A respeito do mediador, podemos dizer que, embora seja médico, Marcos Dias se posicionou à distância do processo de regulamentação do ato médico, afirmando não tê-lo acompanhado. Apesar disso, na sua opinião, o ato médico é uma iniciativa caracterizada

pela disputa de mercado, estando divorciada de um conceito mais amplo de saúde. Quanto à discussão sobre a Casa de Parto, Marcos Dias, no papel de gestor público de saúde e responsável pela implantação deste modelo assistencial, assumiu a postura de defensor. Na sua opinião, a proposta da Casa de Parto não traz prejuízos para a prática do médico, mas, em certa medida, admite que esta proposta assistencial possa trazer benefício para os enfermeiros. Segundo ele, o enfermeiro resgataria a integralidade da assistência.

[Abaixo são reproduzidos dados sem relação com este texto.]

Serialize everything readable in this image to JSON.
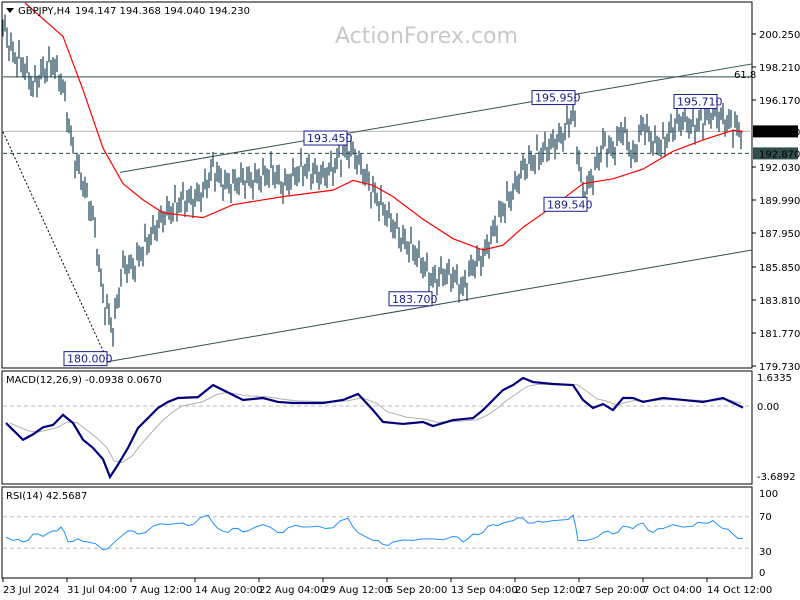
{
  "header": {
    "symbol": "GBPJPY,H4",
    "ohlc": "194.147 194.368 194.040 194.230"
  },
  "watermark": "ActionForex.com",
  "macd": {
    "label": "MACD(12,26,9) -0.0938 0.0670",
    "ticks": [
      "1.6335",
      "0.00",
      "-3.6892"
    ]
  },
  "rsi": {
    "label": "RSI(14) 42.5687",
    "ticks": [
      "100",
      "70",
      "30",
      "0"
    ]
  },
  "fib_label": "61.8",
  "colors": {
    "bars": "#1b4257",
    "ma": "#ff0000",
    "macd": "#00007f",
    "signal": "#b0b0b0",
    "rsi": "#1e90ff",
    "label": "#1a1a8c"
  },
  "chart_data": {
    "type": "line",
    "title": "GBPJPY,H4",
    "x_unit": "bar (approx. 10 px / ~2.5 H4 bars)",
    "xticks": [
      "23 Jul 2024",
      "31 Jul 04:00",
      "7 Aug 12:00",
      "14 Aug 20:00",
      "22 Aug 04:00",
      "29 Aug 12:00",
      "5 Sep 20:00",
      "13 Sep 04:00",
      "20 Sep 12:00",
      "27 Sep 20:00",
      "7 Oct 04:00",
      "14 Oct 12:00"
    ],
    "yticks": [
      "200.250",
      "198.210",
      "196.170",
      "192.030",
      "189.990",
      "187.950",
      "185.850",
      "183.810",
      "181.770",
      "179.730"
    ],
    "ylim": [
      179.73,
      200.25
    ],
    "current_price": "194.230",
    "level_price": "192.870",
    "fib_level": 197.6,
    "close": [
      200.8,
      199,
      198.4,
      197,
      198,
      198.5,
      197,
      193,
      191,
      189,
      184,
      182,
      186,
      185.8,
      187,
      188,
      189,
      189.5,
      190,
      190,
      190.5,
      192,
      191,
      191,
      191.3,
      191.2,
      191.5,
      191.8,
      190.8,
      191.5,
      192,
      191.7,
      191.5,
      192,
      193,
      193,
      191.8,
      190.5,
      189.5,
      188.5,
      187.5,
      187,
      186,
      185,
      185.5,
      185.3,
      184.5,
      186,
      186.5,
      188,
      189.5,
      190.5,
      192,
      192.5,
      193,
      193.5,
      194,
      195.5,
      190.3,
      191.5,
      193.5,
      193,
      194.5,
      192.5,
      194.8,
      193.5,
      193.5,
      194.5,
      195,
      194.5,
      195,
      195.4,
      195,
      194.6,
      194.23
    ],
    "ma": [
      [
        2.2,
        202.2
      ],
      [
        6,
        200.1
      ],
      [
        8,
        196.8
      ],
      [
        10,
        193.2
      ],
      [
        12,
        191
      ],
      [
        14,
        190
      ],
      [
        16,
        189.2
      ],
      [
        20,
        188.9
      ],
      [
        23,
        189.7
      ],
      [
        28,
        190.2
      ],
      [
        33,
        190.6
      ],
      [
        35,
        191.2
      ],
      [
        37,
        190.9
      ],
      [
        39,
        190.2
      ],
      [
        42,
        188.8
      ],
      [
        45,
        187.6
      ],
      [
        48,
        186.9
      ],
      [
        50,
        187.2
      ],
      [
        52,
        188.3
      ],
      [
        55,
        189.6
      ],
      [
        58,
        191
      ],
      [
        61,
        191.3
      ],
      [
        64,
        191.9
      ],
      [
        67,
        193
      ],
      [
        70,
        193.7
      ],
      [
        73,
        194.3
      ],
      [
        74,
        194.2
      ]
    ],
    "swing_labels": [
      {
        "text": "180.000",
        "bar": 10.5,
        "price": 180.0,
        "side": "left",
        "pos": "below"
      },
      {
        "text": "193.450",
        "bar": 34.5,
        "price": 193.45,
        "side": "left",
        "pos": "above"
      },
      {
        "text": "183.700",
        "bar": 43,
        "price": 183.7,
        "side": "left",
        "pos": "below"
      },
      {
        "text": "195.950",
        "bar": 57.3,
        "price": 195.95,
        "side": "left",
        "pos": "above"
      },
      {
        "text": "189.540",
        "bar": 58.5,
        "price": 189.54,
        "side": "left",
        "pos": "below"
      },
      {
        "text": "195.710",
        "bar": 71.5,
        "price": 195.71,
        "side": "left",
        "pos": "above"
      }
    ],
    "channel_upper": [
      [
        11.7,
        191.7
      ],
      [
        75,
        198.4
      ]
    ],
    "channel_lower": [
      [
        10.5,
        180.0
      ],
      [
        75,
        186.9
      ]
    ],
    "macd_ylim": [
      -3.6892,
      1.6335
    ],
    "macd": [
      [
        0.3,
        -0.96
      ],
      [
        2,
        -1.9
      ],
      [
        3,
        -1.6
      ],
      [
        4,
        -1.2
      ],
      [
        5,
        -1.07
      ],
      [
        6,
        -0.5
      ],
      [
        7,
        -0.96
      ],
      [
        8,
        -1.9
      ],
      [
        9,
        -2.36
      ],
      [
        10,
        -3.0
      ],
      [
        10.7,
        -4.0
      ],
      [
        11.5,
        -3.3
      ],
      [
        12.5,
        -2.36
      ],
      [
        13.5,
        -1.24
      ],
      [
        14.5,
        -0.68
      ],
      [
        15.5,
        -0.11
      ],
      [
        16.5,
        0.23
      ],
      [
        17.5,
        0.45
      ],
      [
        19.5,
        0.5
      ],
      [
        21,
        1.18
      ],
      [
        22,
        0.9
      ],
      [
        24,
        0.34
      ],
      [
        26,
        0.45
      ],
      [
        27.5,
        0.23
      ],
      [
        29,
        0.17
      ],
      [
        32,
        0.17
      ],
      [
        34,
        0.34
      ],
      [
        35.5,
        0.68
      ],
      [
        37,
        -0.23
      ],
      [
        38,
        -0.9
      ],
      [
        40,
        -1.01
      ],
      [
        42,
        -0.9
      ],
      [
        43,
        -1.13
      ],
      [
        45,
        -0.79
      ],
      [
        47,
        -0.68
      ],
      [
        48,
        -0.23
      ],
      [
        49,
        0.34
      ],
      [
        50,
        0.9
      ],
      [
        51,
        1.18
      ],
      [
        52,
        1.58
      ],
      [
        53,
        1.35
      ],
      [
        55,
        1.24
      ],
      [
        57,
        1.18
      ],
      [
        58,
        0.34
      ],
      [
        59,
        -0.11
      ],
      [
        60,
        0.11
      ],
      [
        61,
        -0.23
      ],
      [
        62,
        0.45
      ],
      [
        63,
        0.45
      ],
      [
        64,
        0.23
      ],
      [
        66,
        0.45
      ],
      [
        68,
        0.34
      ],
      [
        70,
        0.23
      ],
      [
        72,
        0.45
      ],
      [
        74,
        -0.09
      ]
    ],
    "rsi_ylim": [
      0,
      100
    ],
    "rsi_levels": [
      70,
      30
    ],
    "rsi": [
      [
        0.3,
        44
      ],
      [
        1,
        40
      ],
      [
        2,
        38
      ],
      [
        3,
        48
      ],
      [
        4,
        45
      ],
      [
        5,
        52
      ],
      [
        5.8,
        57
      ],
      [
        6.5,
        38
      ],
      [
        7.5,
        42
      ],
      [
        8.5,
        38
      ],
      [
        10,
        28
      ],
      [
        11,
        36
      ],
      [
        12.5,
        52
      ],
      [
        13.5,
        48
      ],
      [
        15,
        58
      ],
      [
        16.5,
        60
      ],
      [
        18,
        62
      ],
      [
        19,
        60
      ],
      [
        20.5,
        72
      ],
      [
        21.5,
        55
      ],
      [
        22.5,
        50
      ],
      [
        23.5,
        55
      ],
      [
        24.5,
        52
      ],
      [
        26,
        60
      ],
      [
        27.5,
        50
      ],
      [
        28.5,
        56
      ],
      [
        30,
        57
      ],
      [
        31.5,
        58
      ],
      [
        33,
        56
      ],
      [
        34.5,
        68
      ],
      [
        35.5,
        50
      ],
      [
        37,
        40
      ],
      [
        38,
        35
      ],
      [
        39,
        38
      ],
      [
        41,
        40
      ],
      [
        43,
        42
      ],
      [
        45,
        45
      ],
      [
        46,
        38
      ],
      [
        47,
        48
      ],
      [
        48,
        50
      ],
      [
        49,
        60
      ],
      [
        50,
        62
      ],
      [
        51,
        65
      ],
      [
        52,
        68
      ],
      [
        53,
        62
      ],
      [
        54,
        63
      ],
      [
        56,
        66
      ],
      [
        57,
        72
      ],
      [
        57.5,
        40
      ],
      [
        59,
        42
      ],
      [
        60,
        50
      ],
      [
        61,
        48
      ],
      [
        62,
        58
      ],
      [
        63,
        55
      ],
      [
        64,
        62
      ],
      [
        65,
        50
      ],
      [
        66,
        55
      ],
      [
        67,
        60
      ],
      [
        69,
        58
      ],
      [
        70,
        62
      ],
      [
        71,
        65
      ],
      [
        72,
        55
      ],
      [
        73,
        48
      ],
      [
        74,
        42.57
      ]
    ]
  }
}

Cabe dizer que esta investigação não teve pretensão de estabelecer certezas sobre o

ato médico, tampouco defendê-lo, acusá-lo, ou mesmo recusá-lo. Ao recuperarmos as opiniões destes atores sociais, mostrando como se posicionam em relação à regulamentação do ato médico e à implantação de Casas de Parto, objetivamos rastrear os conflitos e os interesses presentes nas relações entre profissões de saúde no Brasil contemporâneo. Esta empreitada não foi feita de forma neutra: o historiador também tem suas próprias visões e reações a respeito do tema. Neste sentido, as conclusões a que chegamos são parciais, assim como são parciais as visões dos depoentes analisados. No entanto, nossa proposta tem como objetivo provocar, questionar, produzir sentidos – ainda que provisórios – para que as disputas entre profissões não se tornem dispositivos legitimadores de práticas naturalizadas (e naturalizantes) que segregam, subordinam e limitam.